Non sembra dunque chiarirsi il tormentone, che anzi assume sempre più le connotazioni di un trhiller di produzione “Filmauro”, nel quale tutte le ipotesi sembrano ancora possibili: Lavezzi resterà? Lavezzi andrà via? La punta continua ad allenarsi evitando di rispondere al presidente, ma il muro contro muro è sempre più violento e nessuna delle posizioni sembra ammorbidirsi. Uno scontro tra pareti granitiche che nel venirsi addosso finiscono solo per rimbalzare nuovamente nella posizione di partenza.
Se la questione Lavezzi risulta sempre più spinosa, il mercato partenopeo, viceversa, va avanti a gonfie vele. De Sanctis nella giornata di ieri ha risolto tutti i problemi, e sempre don Aurelio ne ha confermato l’ormai definitivo acquisto (l’arrivo in ritiro è previsto tra oggi e domani); ed il patron azzurro si è sbilanciato anche su altre questioni, annunciando il forte interessamento della sua società per il laterale del Liverpool, Dossena…e se lo dice il presidente…
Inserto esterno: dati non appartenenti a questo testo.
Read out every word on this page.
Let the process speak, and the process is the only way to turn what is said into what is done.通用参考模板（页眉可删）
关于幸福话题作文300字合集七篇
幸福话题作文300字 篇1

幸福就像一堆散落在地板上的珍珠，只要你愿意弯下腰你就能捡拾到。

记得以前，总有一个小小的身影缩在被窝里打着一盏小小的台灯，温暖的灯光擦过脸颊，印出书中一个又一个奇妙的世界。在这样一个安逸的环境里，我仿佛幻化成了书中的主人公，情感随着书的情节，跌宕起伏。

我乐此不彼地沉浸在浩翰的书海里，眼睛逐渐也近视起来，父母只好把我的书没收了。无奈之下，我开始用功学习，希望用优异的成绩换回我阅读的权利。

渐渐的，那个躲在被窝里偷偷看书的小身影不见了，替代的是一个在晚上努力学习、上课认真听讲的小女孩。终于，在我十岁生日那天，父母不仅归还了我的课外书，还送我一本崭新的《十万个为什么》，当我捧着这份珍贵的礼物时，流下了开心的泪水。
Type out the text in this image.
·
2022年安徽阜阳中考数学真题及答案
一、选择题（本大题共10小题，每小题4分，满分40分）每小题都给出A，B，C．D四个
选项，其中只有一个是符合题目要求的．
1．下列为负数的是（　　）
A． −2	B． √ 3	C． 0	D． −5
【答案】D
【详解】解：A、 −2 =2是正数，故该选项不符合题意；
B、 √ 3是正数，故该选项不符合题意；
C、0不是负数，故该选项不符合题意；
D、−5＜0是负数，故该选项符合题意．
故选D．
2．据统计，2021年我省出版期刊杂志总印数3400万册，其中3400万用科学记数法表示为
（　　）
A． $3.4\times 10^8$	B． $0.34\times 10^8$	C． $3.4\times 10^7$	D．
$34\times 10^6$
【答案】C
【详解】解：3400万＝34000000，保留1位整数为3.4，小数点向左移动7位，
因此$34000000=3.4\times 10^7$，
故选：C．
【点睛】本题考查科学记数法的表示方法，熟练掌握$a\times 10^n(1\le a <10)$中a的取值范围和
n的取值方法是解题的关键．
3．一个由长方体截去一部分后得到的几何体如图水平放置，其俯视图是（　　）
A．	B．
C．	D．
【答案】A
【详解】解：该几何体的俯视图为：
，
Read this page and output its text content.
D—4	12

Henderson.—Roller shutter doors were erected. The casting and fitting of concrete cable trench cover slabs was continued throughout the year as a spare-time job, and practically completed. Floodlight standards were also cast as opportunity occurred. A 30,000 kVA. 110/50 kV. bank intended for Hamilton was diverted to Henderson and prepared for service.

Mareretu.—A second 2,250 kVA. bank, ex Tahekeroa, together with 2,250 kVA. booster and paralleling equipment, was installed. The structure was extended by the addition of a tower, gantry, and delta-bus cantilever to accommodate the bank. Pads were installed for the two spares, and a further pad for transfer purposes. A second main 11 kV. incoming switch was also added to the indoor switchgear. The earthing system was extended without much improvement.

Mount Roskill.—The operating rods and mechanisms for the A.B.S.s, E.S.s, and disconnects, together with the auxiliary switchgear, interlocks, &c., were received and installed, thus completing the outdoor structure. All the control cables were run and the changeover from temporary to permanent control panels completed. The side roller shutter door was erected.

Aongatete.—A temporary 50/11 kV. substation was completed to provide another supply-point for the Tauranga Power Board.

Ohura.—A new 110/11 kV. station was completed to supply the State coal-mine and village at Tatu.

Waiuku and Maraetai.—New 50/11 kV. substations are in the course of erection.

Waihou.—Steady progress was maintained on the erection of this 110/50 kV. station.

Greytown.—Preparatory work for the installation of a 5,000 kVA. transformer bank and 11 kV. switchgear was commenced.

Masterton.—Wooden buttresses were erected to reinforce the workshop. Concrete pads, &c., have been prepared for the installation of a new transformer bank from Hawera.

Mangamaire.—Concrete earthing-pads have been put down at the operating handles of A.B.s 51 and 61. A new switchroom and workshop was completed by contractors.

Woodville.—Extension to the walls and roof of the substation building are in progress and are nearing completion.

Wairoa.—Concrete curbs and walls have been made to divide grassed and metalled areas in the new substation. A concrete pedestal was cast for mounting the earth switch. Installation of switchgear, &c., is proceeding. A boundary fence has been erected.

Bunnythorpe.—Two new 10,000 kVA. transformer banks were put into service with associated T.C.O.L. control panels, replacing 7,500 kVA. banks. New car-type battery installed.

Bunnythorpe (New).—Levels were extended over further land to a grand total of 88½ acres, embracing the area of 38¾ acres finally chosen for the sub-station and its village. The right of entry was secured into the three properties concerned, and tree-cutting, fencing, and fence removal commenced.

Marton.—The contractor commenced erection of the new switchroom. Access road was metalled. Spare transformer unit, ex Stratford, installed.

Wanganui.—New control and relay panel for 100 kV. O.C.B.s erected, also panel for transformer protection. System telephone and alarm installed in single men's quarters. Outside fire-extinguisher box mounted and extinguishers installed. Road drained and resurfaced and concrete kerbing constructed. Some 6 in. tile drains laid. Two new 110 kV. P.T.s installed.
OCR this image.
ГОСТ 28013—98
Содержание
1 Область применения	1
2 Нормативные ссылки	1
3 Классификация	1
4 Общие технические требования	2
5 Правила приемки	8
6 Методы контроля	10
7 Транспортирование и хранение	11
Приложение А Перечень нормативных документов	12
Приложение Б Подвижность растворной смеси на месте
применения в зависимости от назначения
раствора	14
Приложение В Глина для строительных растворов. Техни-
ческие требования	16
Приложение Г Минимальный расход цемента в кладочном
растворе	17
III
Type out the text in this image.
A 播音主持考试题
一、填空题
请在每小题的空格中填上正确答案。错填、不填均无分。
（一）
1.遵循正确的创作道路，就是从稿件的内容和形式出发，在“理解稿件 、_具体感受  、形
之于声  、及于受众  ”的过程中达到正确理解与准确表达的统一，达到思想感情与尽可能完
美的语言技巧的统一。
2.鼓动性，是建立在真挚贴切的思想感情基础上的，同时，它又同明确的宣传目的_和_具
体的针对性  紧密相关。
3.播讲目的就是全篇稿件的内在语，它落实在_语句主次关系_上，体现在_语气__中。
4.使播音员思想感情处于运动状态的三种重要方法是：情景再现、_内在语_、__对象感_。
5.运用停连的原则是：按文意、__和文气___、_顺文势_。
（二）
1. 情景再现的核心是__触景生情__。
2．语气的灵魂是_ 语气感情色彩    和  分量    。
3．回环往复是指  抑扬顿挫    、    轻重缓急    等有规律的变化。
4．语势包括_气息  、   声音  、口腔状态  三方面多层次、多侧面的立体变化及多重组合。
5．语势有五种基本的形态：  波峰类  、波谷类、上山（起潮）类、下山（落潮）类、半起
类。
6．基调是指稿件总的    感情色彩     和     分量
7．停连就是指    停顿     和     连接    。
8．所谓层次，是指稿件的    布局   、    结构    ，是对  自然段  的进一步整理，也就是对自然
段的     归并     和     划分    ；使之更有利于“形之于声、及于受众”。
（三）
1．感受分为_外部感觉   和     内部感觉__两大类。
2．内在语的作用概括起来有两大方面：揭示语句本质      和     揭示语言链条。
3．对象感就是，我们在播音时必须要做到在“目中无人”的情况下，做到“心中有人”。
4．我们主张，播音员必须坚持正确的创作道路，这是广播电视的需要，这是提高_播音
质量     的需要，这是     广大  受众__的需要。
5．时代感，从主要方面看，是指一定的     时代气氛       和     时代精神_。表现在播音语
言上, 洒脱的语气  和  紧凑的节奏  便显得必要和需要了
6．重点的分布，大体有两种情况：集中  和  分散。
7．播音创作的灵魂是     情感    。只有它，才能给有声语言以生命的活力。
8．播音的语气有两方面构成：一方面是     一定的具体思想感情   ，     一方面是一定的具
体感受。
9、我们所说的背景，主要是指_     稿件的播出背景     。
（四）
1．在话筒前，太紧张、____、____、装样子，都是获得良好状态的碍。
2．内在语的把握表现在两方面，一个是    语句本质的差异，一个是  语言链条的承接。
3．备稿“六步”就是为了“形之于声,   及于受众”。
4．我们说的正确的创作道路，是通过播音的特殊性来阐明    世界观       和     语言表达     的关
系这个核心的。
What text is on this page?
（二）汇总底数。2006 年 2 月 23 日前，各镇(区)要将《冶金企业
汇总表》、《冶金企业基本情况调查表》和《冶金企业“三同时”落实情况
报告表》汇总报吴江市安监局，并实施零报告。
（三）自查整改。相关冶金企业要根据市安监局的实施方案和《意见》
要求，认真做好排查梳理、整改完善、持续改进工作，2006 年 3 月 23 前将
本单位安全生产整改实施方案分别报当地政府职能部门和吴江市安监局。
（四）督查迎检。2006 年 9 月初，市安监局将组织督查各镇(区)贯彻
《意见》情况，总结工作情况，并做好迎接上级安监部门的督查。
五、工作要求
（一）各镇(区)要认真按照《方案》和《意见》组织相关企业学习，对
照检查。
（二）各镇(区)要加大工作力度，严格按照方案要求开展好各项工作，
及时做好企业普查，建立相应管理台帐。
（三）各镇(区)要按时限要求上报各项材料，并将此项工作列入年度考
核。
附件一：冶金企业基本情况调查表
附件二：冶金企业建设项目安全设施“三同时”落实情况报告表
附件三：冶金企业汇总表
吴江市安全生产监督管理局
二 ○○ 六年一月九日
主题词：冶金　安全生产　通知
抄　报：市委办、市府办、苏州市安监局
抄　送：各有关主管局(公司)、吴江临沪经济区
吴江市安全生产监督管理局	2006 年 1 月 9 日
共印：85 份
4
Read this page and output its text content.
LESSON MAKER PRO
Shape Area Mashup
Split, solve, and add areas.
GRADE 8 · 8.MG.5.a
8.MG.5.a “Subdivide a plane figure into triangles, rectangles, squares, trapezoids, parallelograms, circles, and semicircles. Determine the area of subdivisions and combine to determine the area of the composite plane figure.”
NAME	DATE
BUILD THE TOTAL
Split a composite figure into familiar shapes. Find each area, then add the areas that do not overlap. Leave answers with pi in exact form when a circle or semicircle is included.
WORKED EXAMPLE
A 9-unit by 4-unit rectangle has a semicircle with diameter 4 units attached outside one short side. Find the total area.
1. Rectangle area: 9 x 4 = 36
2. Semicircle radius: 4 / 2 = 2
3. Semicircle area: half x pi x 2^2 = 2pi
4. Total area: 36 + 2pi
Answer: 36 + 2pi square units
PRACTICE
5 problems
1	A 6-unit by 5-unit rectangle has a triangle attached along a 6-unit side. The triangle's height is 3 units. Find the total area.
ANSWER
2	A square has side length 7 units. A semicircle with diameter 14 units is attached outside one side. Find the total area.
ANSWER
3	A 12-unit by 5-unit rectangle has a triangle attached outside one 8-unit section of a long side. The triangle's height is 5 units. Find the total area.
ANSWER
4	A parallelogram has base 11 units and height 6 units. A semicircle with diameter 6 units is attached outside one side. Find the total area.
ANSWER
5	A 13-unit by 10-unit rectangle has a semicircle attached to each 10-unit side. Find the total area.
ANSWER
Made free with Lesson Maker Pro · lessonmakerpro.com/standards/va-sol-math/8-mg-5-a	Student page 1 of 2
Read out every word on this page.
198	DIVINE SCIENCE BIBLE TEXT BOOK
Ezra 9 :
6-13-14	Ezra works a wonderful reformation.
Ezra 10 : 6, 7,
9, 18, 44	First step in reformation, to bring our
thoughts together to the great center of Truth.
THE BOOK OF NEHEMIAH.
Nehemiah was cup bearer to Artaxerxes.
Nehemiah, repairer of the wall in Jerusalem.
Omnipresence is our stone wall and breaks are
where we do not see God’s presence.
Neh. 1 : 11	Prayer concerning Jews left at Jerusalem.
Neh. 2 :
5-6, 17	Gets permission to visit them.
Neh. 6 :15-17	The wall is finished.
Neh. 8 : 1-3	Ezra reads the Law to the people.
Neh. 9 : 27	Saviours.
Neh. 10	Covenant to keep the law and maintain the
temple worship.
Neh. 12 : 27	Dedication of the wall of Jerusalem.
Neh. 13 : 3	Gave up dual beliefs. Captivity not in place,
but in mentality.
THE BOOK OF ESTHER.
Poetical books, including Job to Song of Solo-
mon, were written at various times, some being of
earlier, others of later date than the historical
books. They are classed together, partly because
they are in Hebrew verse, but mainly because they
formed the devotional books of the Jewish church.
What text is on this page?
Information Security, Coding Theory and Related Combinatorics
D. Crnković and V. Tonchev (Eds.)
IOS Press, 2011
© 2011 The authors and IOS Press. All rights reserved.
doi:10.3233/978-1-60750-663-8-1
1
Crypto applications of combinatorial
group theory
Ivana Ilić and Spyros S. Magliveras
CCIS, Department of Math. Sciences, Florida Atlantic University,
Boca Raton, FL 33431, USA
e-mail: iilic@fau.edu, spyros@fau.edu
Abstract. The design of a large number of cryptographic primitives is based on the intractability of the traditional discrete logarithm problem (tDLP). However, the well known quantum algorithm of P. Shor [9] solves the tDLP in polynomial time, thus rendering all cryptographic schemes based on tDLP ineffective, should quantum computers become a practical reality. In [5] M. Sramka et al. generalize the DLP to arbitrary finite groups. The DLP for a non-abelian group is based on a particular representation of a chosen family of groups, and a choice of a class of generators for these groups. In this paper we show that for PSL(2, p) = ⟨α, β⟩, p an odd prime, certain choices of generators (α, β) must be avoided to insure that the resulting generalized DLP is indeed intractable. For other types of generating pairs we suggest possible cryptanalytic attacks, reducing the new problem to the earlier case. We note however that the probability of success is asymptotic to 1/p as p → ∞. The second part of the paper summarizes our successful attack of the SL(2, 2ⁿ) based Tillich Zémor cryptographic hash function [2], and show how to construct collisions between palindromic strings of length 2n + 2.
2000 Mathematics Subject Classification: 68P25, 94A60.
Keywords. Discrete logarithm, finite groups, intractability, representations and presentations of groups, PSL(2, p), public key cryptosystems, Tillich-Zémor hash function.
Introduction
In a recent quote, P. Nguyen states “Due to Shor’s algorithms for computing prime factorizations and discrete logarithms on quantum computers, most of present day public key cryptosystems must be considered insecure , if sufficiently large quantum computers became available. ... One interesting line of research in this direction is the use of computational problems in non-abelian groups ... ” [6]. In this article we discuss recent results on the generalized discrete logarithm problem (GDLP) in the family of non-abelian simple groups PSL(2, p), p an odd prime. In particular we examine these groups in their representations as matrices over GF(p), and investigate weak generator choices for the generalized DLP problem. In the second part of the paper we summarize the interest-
Sul fronte attacco sembrerebbe esserci stata un’accelerata, e se Cruz sembra ormai destinato alla Roma, che sul filo di lana ha battuto sia il Napoli sia la Lazio in questo primo derby giocato a suon di milioni, torna forte da parte degli azzurri l’interessamento per Pandev, per il quale De Laurentiis sembra essersi deciso a sborsare quanto dovuto per intavolare una trattativa seria con l’ostico Lotito. Circolano nelle ultime ore anche i nomi di Tavano, Foggia (che ogni estate sembra dover coronare il suo sogno di vestire la maglia della sua città), e soprattutto Rosina. Il Toro, piombato in B, non può sostenere l’elevato ingaggio del fantasista, il quale, dal canto suo, di certo vorrebbe calcare palcoscenici più importanti. È mancino, è alto un metro e sessanttotto centimetri…no…non mi azzardo nemmeno a pensare paragoni improponibili, ma di certo sarebbe uno di quei calciatori che potrebbe infiammare il pubblico di Napoli, appartenente a quella “razza” in via d’estinzione che trova sempre più difficile collocazione in mezzo al campo, ma che delizia tutti i palati con l’estro e la classe.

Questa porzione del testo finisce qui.